The People's Republic of China and Madagascar established diplomatic relations in November 1972. The two countries established a comprehensive strategic partnership in 2017.

== Diplomatic relations ==
The People's Republic of China and Madagascar established diplomatic ties on 6 November 1972. The two governments signed a trade agreement in January 1974, a trade, economic and technical cooperation agreement in June 1995, an agreement on the establishment of a mixed commission for economic and commercial cooperation and an agreement on bilateral investment promotion and protection in November 2005.

In March 2017, China and Madagascar established a comprehensive cooperation partnership, and the two sides signed a memorandum of understanding on the joint promotion of the Belt and Road Initiative. Madagascar is among the first African countries to sign a cooperation document on BRI with China.

In January 2019, He Wei, special envoy of Chinese leader, CCP general secretary Xi Jinping and vice chairman of the National Committee of CPPCC, visited Madagascar and attended the inauguration ceremony of newly elected President Andry Rajoelina. In November 2019, Chinese Vice Premier Sun Chunlan visited Madagascar, met with President Rajoelina and Prime Minister Christian Ntsay, and visited the Chinese Medical Mission to Madagascar.

== Economic relations ==
According to the Malagasy customs, China has been Madagascar's biggest trading partner and biggest source of import since 2015. In 2020, the bilateral trade in goods reached US$930 million, accounting for 18.1% of Madagascar's total foreign trade.

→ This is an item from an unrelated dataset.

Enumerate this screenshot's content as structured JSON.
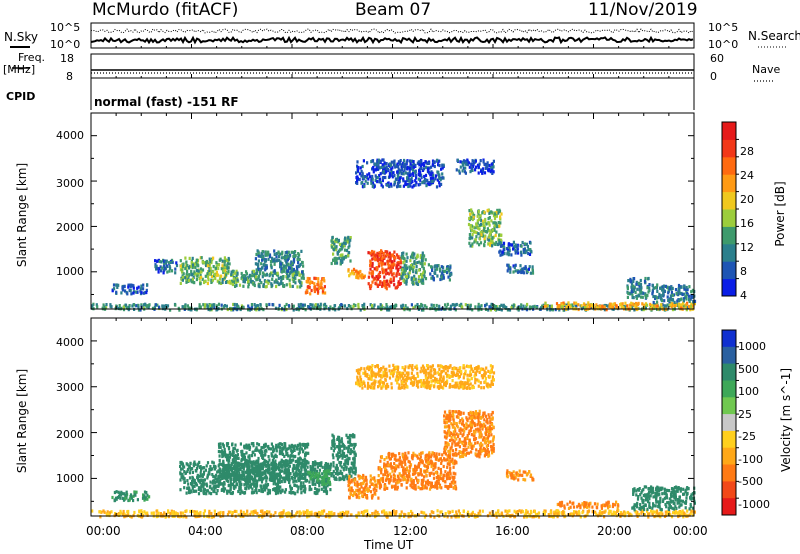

According to China's Ministry of Commerce, the flow of China's direct investment to Madagascar was US$136 million in 2020 and the stock of investment has reached US$391 million at the end of 2020. The Chinese enterprises in Madagascar have carried out corporate social responsibility (CSR) activities, contributing to the country's economic, social development and improving people's livelihood.

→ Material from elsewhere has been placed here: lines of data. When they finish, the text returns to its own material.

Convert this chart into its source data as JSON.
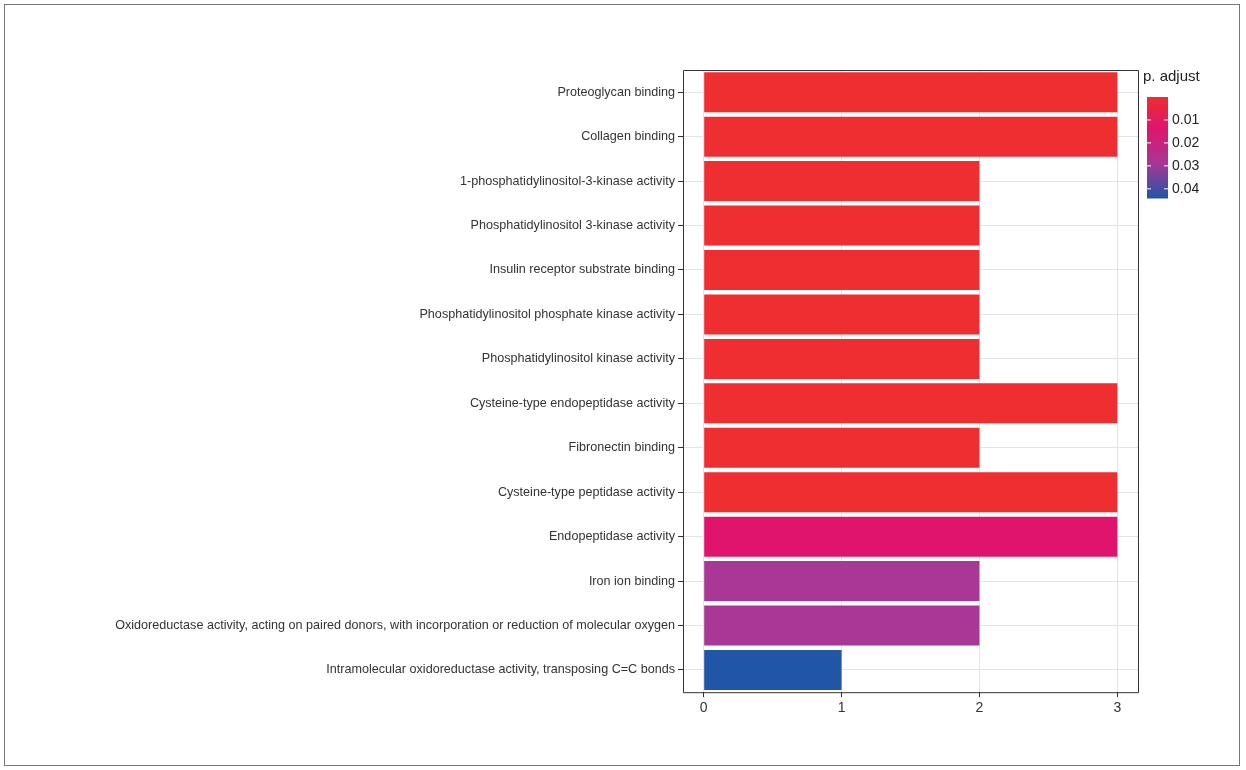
{
  "chart_data": {
    "type": "bar",
    "orientation": "horizontal",
    "clabel": "p. adjust",
    "categories": [
      "Proteoglycan binding",
      "Collagen binding",
      "1-phosphatidylinositol-3-kinase activity",
      "Phosphatidylinositol 3-kinase activity",
      "Insulin receptor substrate binding",
      "Phosphatidylinositol phosphate kinase activity",
      "Phosphatidylinositol kinase activity",
      "Cysteine-type endopeptidase activity",
      "Fibronectin binding",
      "Cysteine-type peptidase activity",
      "Endopeptidase activity",
      "Iron ion binding",
      "Oxidoreductase activity, acting on paired donors, with incorporation or reduction of molecular oxygen",
      "Intramolecular oxidoreductase activity, transposing C=C bonds"
    ],
    "values": [
      3,
      3,
      2,
      2,
      2,
      2,
      2,
      3,
      2,
      3,
      3,
      2,
      2,
      1
    ],
    "colors": [
      "#ee2e31",
      "#ee2e31",
      "#ee2e31",
      "#ee2e31",
      "#ee2e31",
      "#ee2e31",
      "#ee2e31",
      "#ee2e31",
      "#ee2e31",
      "#ee2e31",
      "#e0146c",
      "#a83795",
      "#a83795",
      "#2155a5"
    ],
    "xlim": [
      -0.15,
      3.15
    ],
    "xticks": [
      0,
      1,
      2,
      3
    ],
    "grid": true,
    "clim": [
      0.0,
      0.044
    ],
    "cticks": [
      0.01,
      0.02,
      0.03,
      0.04
    ]
  }
}
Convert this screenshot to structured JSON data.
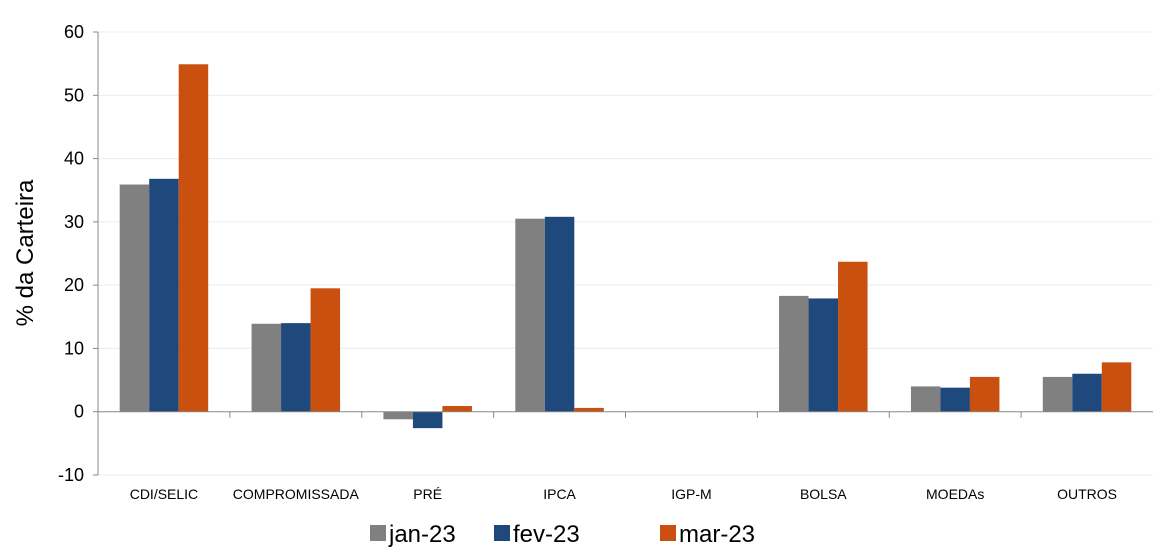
{
  "chart_data": {
    "type": "bar",
    "ylabel": "% da Carteira",
    "ylim": [
      -10,
      60
    ],
    "yticks": [
      -10,
      0,
      10,
      20,
      30,
      40,
      50,
      60
    ],
    "grid": true,
    "legend_position": "bottom",
    "categories": [
      "CDI/SELIC",
      "COMPROMISSADA",
      "PRÉ",
      "IPCA",
      "IGP-M",
      "BOLSA",
      "MOEDAs",
      "OUTROS"
    ],
    "series": [
      {
        "name": "jan-23",
        "color": "#808080",
        "values": [
          35.9,
          13.9,
          -1.2,
          30.5,
          0,
          18.3,
          4.0,
          5.5
        ]
      },
      {
        "name": "fev-23",
        "color": "#1F497D",
        "values": [
          36.8,
          14.0,
          -2.6,
          30.8,
          0,
          17.9,
          3.8,
          6.0
        ]
      },
      {
        "name": "mar-23",
        "color": "#C9500E",
        "values": [
          54.9,
          19.5,
          0.9,
          0.6,
          0,
          23.7,
          5.5,
          7.8
        ]
      }
    ]
  }
}
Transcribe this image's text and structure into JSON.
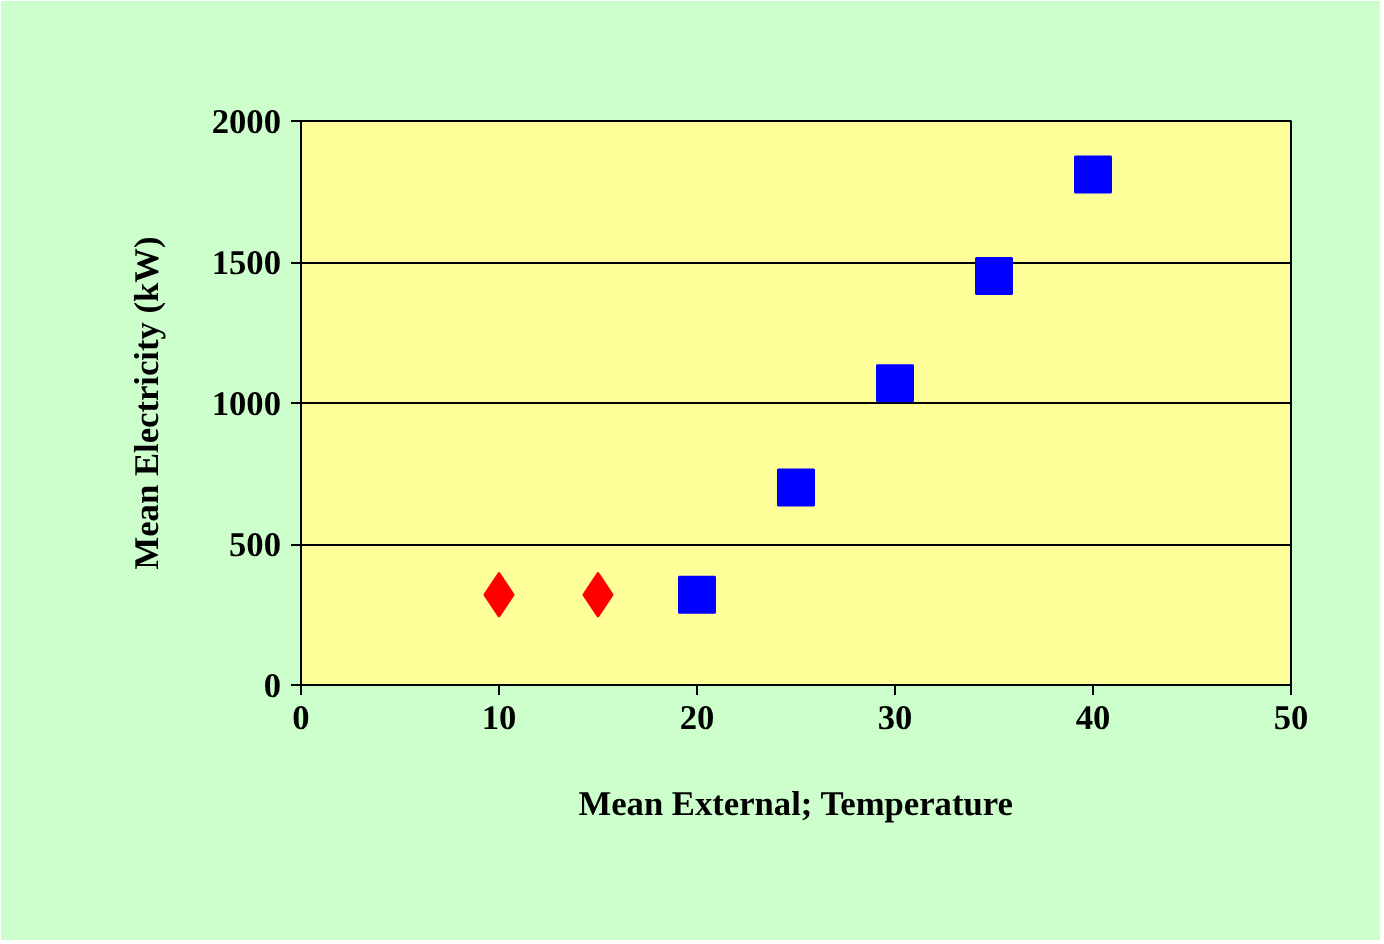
{
  "chart_data": {
    "type": "scatter",
    "xlabel": "Mean External; Temperature",
    "ylabel": "Mean Electricity (kW)",
    "xlim": [
      0,
      50
    ],
    "xticks": [
      0,
      10,
      20,
      30,
      40,
      50
    ],
    "ylim": [
      0,
      2000
    ],
    "yticks": [
      0,
      500,
      1000,
      1500,
      2000
    ],
    "grid": "y",
    "series": [
      {
        "color": "#ff0000",
        "marker": "diamond",
        "x": [
          10,
          15
        ],
        "values": [
          320,
          320
        ]
      },
      {
        "color": "#0000ff",
        "marker": "square",
        "x": [
          20,
          25,
          30,
          35,
          40
        ],
        "values": [
          320,
          700,
          1070,
          1450,
          1810
        ]
      }
    ]
  }
}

=== Development cooperation ===
Since the establishment of diplomatic relations in 1972, China has assisted Madagascar in a number of economic and social projects, including the construction of a Primary School for China-Africa Friendship, the construction of and technical support to the Sports and Cultural Palace, the International Conference Center at Ivato, and the Anosiala Hospital. In 1975, China agreed to provide Madagascar with aid for the development of the Moramanga-Andranonampango Highway. The highway was funded with an interest-free loan from China and was completed in 1985.

In recent years, China has continued supporting the Chinese medical mission and technical experts to Madagascar, deepened human resources development cooperation, and carried out a series of infrastructure and social projects, such as the expressway between Ivato Airport and the Boulevard de l'Europe, the Tsarasaotra-Ivato expressway, the "Eggs Road", well-drilling, etc. The assistance and cooperation have contributed to the socio-economic recovery of Madagascar and brought tangible benefits to the Malagasy people.

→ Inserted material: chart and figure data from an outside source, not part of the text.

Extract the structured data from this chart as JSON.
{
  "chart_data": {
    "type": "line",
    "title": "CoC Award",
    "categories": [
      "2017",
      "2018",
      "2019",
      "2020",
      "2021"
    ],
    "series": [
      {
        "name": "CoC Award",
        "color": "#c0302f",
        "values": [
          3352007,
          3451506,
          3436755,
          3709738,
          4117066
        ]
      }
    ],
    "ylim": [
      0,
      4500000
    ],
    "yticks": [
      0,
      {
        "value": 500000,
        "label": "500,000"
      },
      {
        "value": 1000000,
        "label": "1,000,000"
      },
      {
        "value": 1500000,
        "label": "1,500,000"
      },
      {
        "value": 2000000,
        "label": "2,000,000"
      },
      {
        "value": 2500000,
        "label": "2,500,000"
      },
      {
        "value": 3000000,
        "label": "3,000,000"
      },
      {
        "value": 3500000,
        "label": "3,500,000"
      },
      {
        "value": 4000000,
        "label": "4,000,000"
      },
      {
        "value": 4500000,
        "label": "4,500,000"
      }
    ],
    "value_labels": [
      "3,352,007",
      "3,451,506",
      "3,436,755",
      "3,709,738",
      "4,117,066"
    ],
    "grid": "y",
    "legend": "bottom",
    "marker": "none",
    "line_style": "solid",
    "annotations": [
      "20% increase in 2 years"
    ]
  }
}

In early 2019, the newly inaugurated President Rajoelina inspected the 200 well-drilling project in the south, and attended the inauguration ceremonies of the extension and renovation project of the expressway linking Port Toamasina and the RN2 and the rehabilitation project of the RN5A in the north.

From 2000 to 2011, there were approximately 19 Chinese official development finance projects identified in Madagascar through various media reports. These projects range from developing a new 40.5 MW hydroelectric plant in the Betsiboka River basin with a loan from the Chinese Export Import Bank, to the construction of an international conference center in Antananarivo.

== Political relations ==
Madagascar follows the one China principle. It recognizes the People's Republic of China as the sole government of China and Taiwan as an integral part of China's territory, and supports all efforts by the PRC to "achieve national reunification". It also considers Hong Kong, Xinjiang and Tibet to be China's internal affairs.

== Resident diplomatic missions ==
- China has an embassy in Antananarivo.
- Madagascar has an embassy in Beijing.